The purpose of this project was to use various machine learning models and historical weather data to predict whether rain will occur on a given day. First, Python with Pandas was used to clean the data and transform it for use with the four selected machine learning models: Logistic Regression, KNN, Random Forests, and SVM. Python, with Pandas and Sklearn, was used to develop the machine learning models and refine the data using feature engineering. Finally, HTML, JavaScript, and Python with Flask were used to build an interactive web page for user queries of the machine learning models.
- What is the maximum score of each machine learning model?
- What are the rain predictions from each machine learning model?
- What is the overall rain prediction based on the model scores and individual model predictions?
- https://github.com/jherberg462/ml-predictions-project/blob/master/aus_weather/weatherAUS.csv
- https://github.com/jherberg462/ml-predictions-project/blob/master/aus_weather/weatherAUS_clean.csv
- https://github.com/jherberg462/ml-predictions-project/blob/master/aus_weather/weatherAUS_feature_engineer.csv
- Import, clean, and transform the raw data.

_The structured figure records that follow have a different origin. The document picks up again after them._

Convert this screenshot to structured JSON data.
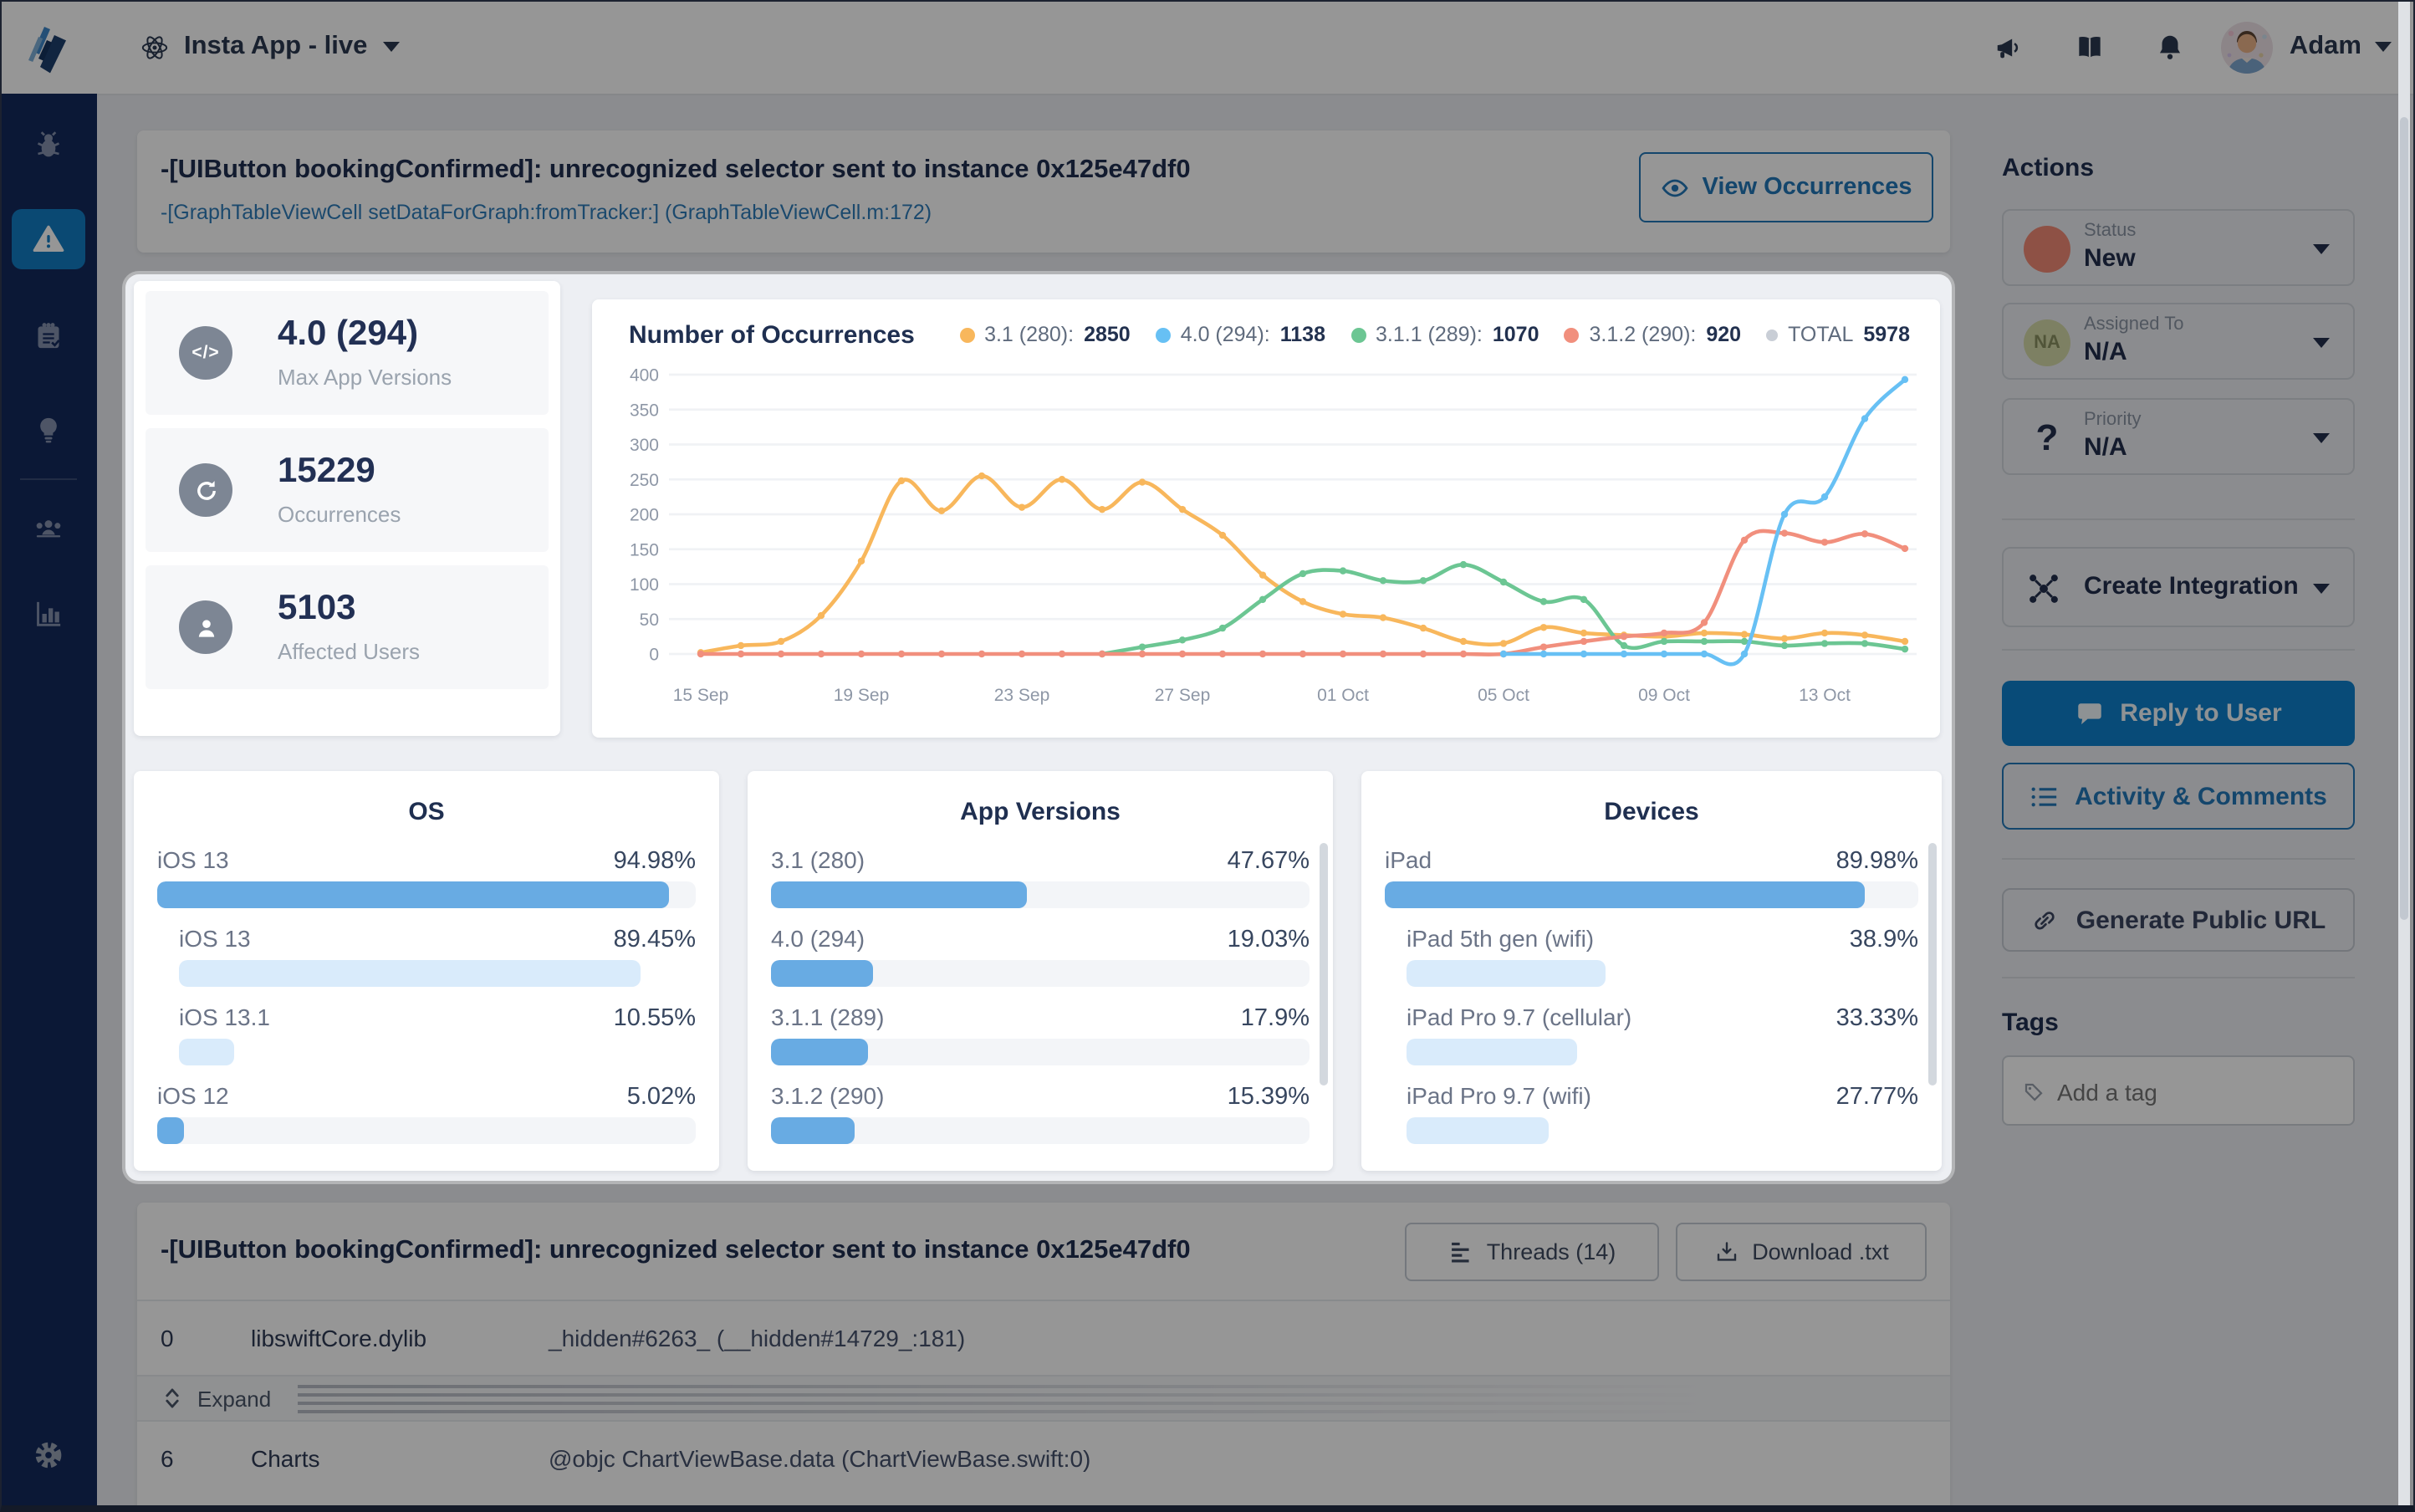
{
  "colors": {
    "accent_blue": "#2277b8",
    "reply_blue": "#0f80cc",
    "navy_text": "#1f2f50",
    "sidebar_navy": "#132a5c",
    "active_tile": "#117dc3",
    "bar_blue": "#68abe3",
    "bar_light_blue": "#d9ebfb",
    "status_new": "#f28a75"
  },
  "topbar": {
    "app_name": "Insta App - live",
    "user_name": "Adam"
  },
  "sidebar": {
    "items": [
      "bug-reports",
      "crashes",
      "surveys",
      "feature-requests",
      "team",
      "analytics"
    ],
    "active": "crashes",
    "footer": "settings"
  },
  "error": {
    "title": "-[UIButton bookingConfirmed]: unrecognized selector sent to instance 0x125e47df0",
    "location": "-[GraphTableViewCell setDataForGraph:fromTracker:] (GraphTableViewCell.m:172)",
    "view_occurrences_label": "View Occurrences"
  },
  "stats": [
    {
      "icon": "code-icon",
      "value": "4.0 (294)",
      "label": "Max App Versions"
    },
    {
      "icon": "refresh-icon",
      "value": "15229",
      "label": "Occurrences"
    },
    {
      "icon": "user-icon",
      "value": "5103",
      "label": "Affected Users"
    }
  ],
  "chart_data": {
    "type": "line",
    "title": "Number of Occurrences",
    "xlabel": "",
    "ylabel": "",
    "ylim": [
      0,
      400
    ],
    "yticks": [
      0,
      50,
      100,
      150,
      200,
      250,
      300,
      350,
      400
    ],
    "grid": "horizontal",
    "legend_position": "top-right",
    "x_ticks": [
      {
        "i": 0,
        "label": "15 Sep"
      },
      {
        "i": 4,
        "label": "19 Sep"
      },
      {
        "i": 8,
        "label": "23 Sep"
      },
      {
        "i": 12,
        "label": "27 Sep"
      },
      {
        "i": 16,
        "label": "01 Oct"
      },
      {
        "i": 20,
        "label": "05 Oct"
      },
      {
        "i": 24,
        "label": "09 Oct"
      },
      {
        "i": 28,
        "label": "13 Oct"
      }
    ],
    "legend": [
      {
        "label": "3.1 (280):",
        "value": "2850",
        "color": "#f8b75c"
      },
      {
        "label": "4.0 (294):",
        "value": "1138",
        "color": "#67c0f4"
      },
      {
        "label": "3.1.1 (289):",
        "value": "1070",
        "color": "#6cc693"
      },
      {
        "label": "3.1.2 (290):",
        "value": "920",
        "color": "#f18f7d"
      },
      {
        "label": "TOTAL",
        "value": "5978",
        "color": "#c9ced6"
      }
    ],
    "series": [
      {
        "name": "3.1 (280)",
        "color": "#f8b75c",
        "values": [
          2,
          12,
          18,
          55,
          133,
          248,
          205,
          255,
          210,
          250,
          207,
          246,
          207,
          170,
          113,
          75,
          57,
          52,
          37,
          18,
          15,
          38,
          30,
          27,
          25,
          30,
          28,
          22,
          30,
          27,
          18
        ]
      },
      {
        "name": "3.1.1 (289)",
        "color": "#6cc693",
        "values": [
          null,
          null,
          null,
          null,
          null,
          null,
          null,
          null,
          null,
          null,
          0,
          10,
          20,
          37,
          78,
          115,
          119,
          105,
          105,
          128,
          103,
          75,
          78,
          12,
          18,
          18,
          18,
          12,
          15,
          15,
          7
        ]
      },
      {
        "name": "3.1.2 (290)",
        "color": "#f18f7d",
        "values": [
          0,
          0,
          0,
          0,
          0,
          0,
          0,
          0,
          0,
          0,
          0,
          0,
          0,
          0,
          0,
          0,
          0,
          0,
          0,
          0,
          0,
          10,
          18,
          25,
          30,
          45,
          163,
          173,
          160,
          172,
          151
        ]
      },
      {
        "name": "4.0 (294)",
        "color": "#67c0f4",
        "values": [
          null,
          null,
          null,
          null,
          null,
          null,
          null,
          null,
          null,
          null,
          null,
          null,
          null,
          null,
          null,
          null,
          null,
          null,
          null,
          null,
          0,
          0,
          0,
          0,
          0,
          0,
          0,
          200,
          225,
          337,
          393
        ]
      }
    ]
  },
  "panels": [
    {
      "title": "OS",
      "scrollbar": false,
      "rows": [
        {
          "label": "iOS 13",
          "pct_label": "94.98%",
          "pct": 94.98,
          "style": "solid",
          "indent": false
        },
        {
          "label": "iOS 13",
          "pct_label": "89.45%",
          "pct": 89.45,
          "style": "light",
          "indent": true
        },
        {
          "label": "iOS 13.1",
          "pct_label": "10.55%",
          "pct": 10.55,
          "style": "light",
          "indent": true
        },
        {
          "label": "iOS 12",
          "pct_label": "5.02%",
          "pct": 5.02,
          "style": "solid",
          "indent": false
        }
      ]
    },
    {
      "title": "App Versions",
      "scrollbar": true,
      "rows": [
        {
          "label": "3.1 (280)",
          "pct_label": "47.67%",
          "pct": 47.67,
          "style": "solid",
          "indent": false
        },
        {
          "label": "4.0 (294)",
          "pct_label": "19.03%",
          "pct": 19.03,
          "style": "solid",
          "indent": false
        },
        {
          "label": "3.1.1 (289)",
          "pct_label": "17.9%",
          "pct": 17.9,
          "style": "solid",
          "indent": false
        },
        {
          "label": "3.1.2 (290)",
          "pct_label": "15.39%",
          "pct": 15.39,
          "style": "solid",
          "indent": false
        }
      ]
    },
    {
      "title": "Devices",
      "scrollbar": true,
      "rows": [
        {
          "label": "iPad",
          "pct_label": "89.98%",
          "pct": 89.98,
          "style": "solid",
          "indent": false
        },
        {
          "label": "iPad 5th gen (wifi)",
          "pct_label": "38.9%",
          "pct": 38.9,
          "style": "light",
          "indent": true
        },
        {
          "label": "iPad Pro 9.7 (cellular)",
          "pct_label": "33.33%",
          "pct": 33.33,
          "style": "light",
          "indent": true
        },
        {
          "label": "iPad Pro 9.7 (wifi)",
          "pct_label": "27.77%",
          "pct": 27.77,
          "style": "light",
          "indent": true
        }
      ]
    }
  ],
  "actions": {
    "heading": "Actions",
    "dropdowns": [
      {
        "label": "Status",
        "value": "New"
      },
      {
        "label": "Assigned To",
        "value": "N/A",
        "initials": "NA"
      },
      {
        "label": "Priority",
        "value": "N/A",
        "glyph": "?"
      }
    ],
    "create_integration_label": "Create Integration",
    "reply_label": "Reply to User",
    "activity_label": "Activity & Comments",
    "public_url_label": "Generate Public URL",
    "tags_heading": "Tags",
    "tag_input_placeholder": "Add a tag"
  },
  "trace": {
    "threads_label": "Threads (14)",
    "download_label": "Download .txt",
    "expand_label": "Expand",
    "rows": [
      {
        "index": "0",
        "module": "libswiftCore.dylib",
        "symbol": "_hidden#6263_ (__hidden#14729_:181)"
      },
      {
        "index": "6",
        "module": "Charts",
        "symbol": "@objc ChartViewBase.data (ChartViewBase.swift:0)"
      }
    ]
  }
}
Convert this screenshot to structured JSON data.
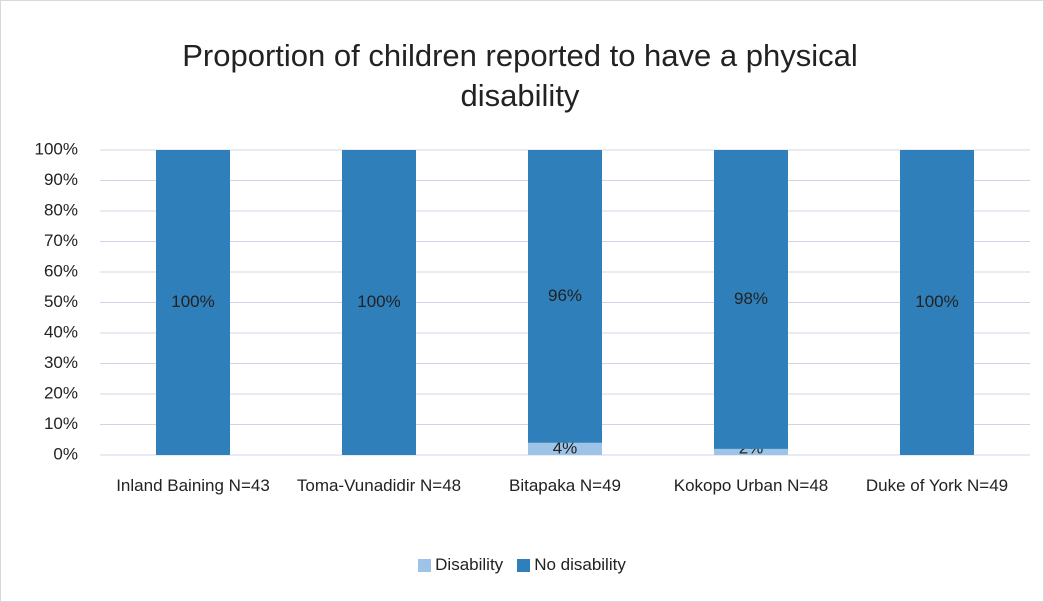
{
  "chart_data": {
    "type": "stacked_bar",
    "title": "Proportion of children reported to have a physical disability",
    "categories": [
      "Inland Baining N=43",
      "Toma-Vunadidir N=48",
      "Bitapaka N=49",
      "Kokopo Urban N=48",
      "Duke of York N=49"
    ],
    "series": [
      {
        "name": "Disability",
        "color": "#9dc3e6",
        "values": [
          0,
          0,
          4,
          2,
          0
        ],
        "value_labels": [
          null,
          null,
          "4%",
          "2%",
          null
        ]
      },
      {
        "name": "No disability",
        "color": "#2e7fba",
        "values": [
          100,
          100,
          96,
          98,
          100
        ],
        "value_labels": [
          "100%",
          "100%",
          "96%",
          "98%",
          "100%"
        ]
      }
    ],
    "ylim": [
      0,
      100
    ],
    "yticks": [
      {
        "value": 0,
        "label": "0%"
      },
      {
        "value": 10,
        "label": "10%"
      },
      {
        "value": 20,
        "label": "20%"
      },
      {
        "value": 30,
        "label": "30%"
      },
      {
        "value": 40,
        "label": "40%"
      },
      {
        "value": 50,
        "label": "50%"
      },
      {
        "value": 60,
        "label": "60%"
      },
      {
        "value": 70,
        "label": "70%"
      },
      {
        "value": 80,
        "label": "80%"
      },
      {
        "value": 90,
        "label": "90%"
      },
      {
        "value": 100,
        "label": "100%"
      }
    ],
    "grid": true,
    "legend": "bottom"
  }
}
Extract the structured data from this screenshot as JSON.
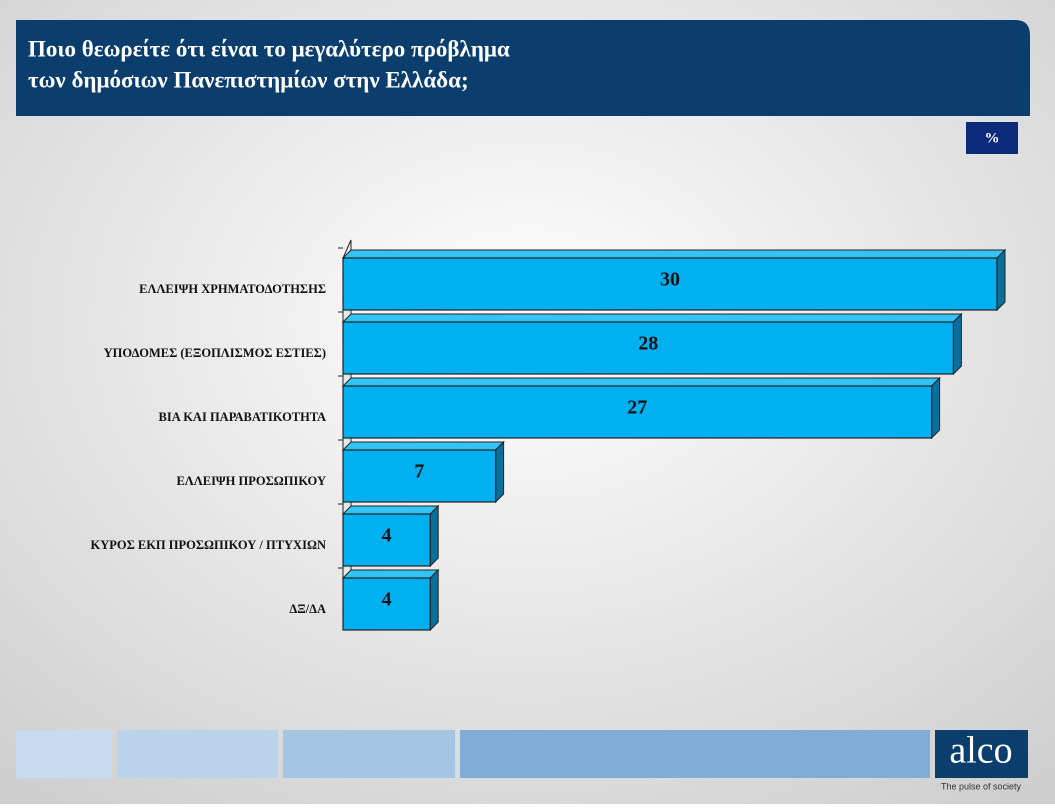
{
  "header": {
    "title_lines": [
      "Ποιο θεωρείτε ότι είναι το μεγαλύτερο πρόβλημα",
      "των δημόσιων Πανεπιστημίων στην Ελλάδα;"
    ],
    "unit_badge": "%"
  },
  "chart_data": {
    "type": "bar",
    "orientation": "horizontal",
    "categories": [
      "ΕΛΛΕΙΨΗ ΧΡΗΜΑΤΟΔΟΤΗΣΗΣ",
      "ΥΠΟΔΟΜΕΣ (ΕΞΟΠΛΙΣΜΟΣ ΕΣΤΙΕΣ)",
      "ΒΙΑ ΚΑΙ ΠΑΡΑΒΑΤΙΚΟΤΗΤΑ",
      "ΕΛΛΕΙΨΗ ΠΡΟΣΩΠΙΚΟΥ",
      "ΚΥΡΟΣ ΕΚΠ ΠΡΟΣΩΠΙΚΟΥ / ΠΤΥΧΙΩΝ",
      "ΔΞ/ΔΑ"
    ],
    "values": [
      30,
      28,
      27,
      7,
      4,
      4
    ],
    "color": "#00b0f0"
  },
  "footer": {
    "logo": "alco",
    "tagline": "The pulse of society"
  }
}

- Build the initial machine learning models with default parameters.
- Refine the machine learning models with grid search.
- Use feature engineering to further transform the cleaned dataset.
- Re-build the machine learning models with the feature engineered dataset.
- Build a web page with a drop-down menu for user inputs and a button to pass the inputs to a Flask application.
- Create a Flask application route to accept the user inputs from the web page.
- Import the feature engineered data and generate a scaling factor for the input data.
- Import the machine learning models.
- Scale the input data and pass the scaled data to the machine learning models.
- Output the machine learning model results to the web page for display.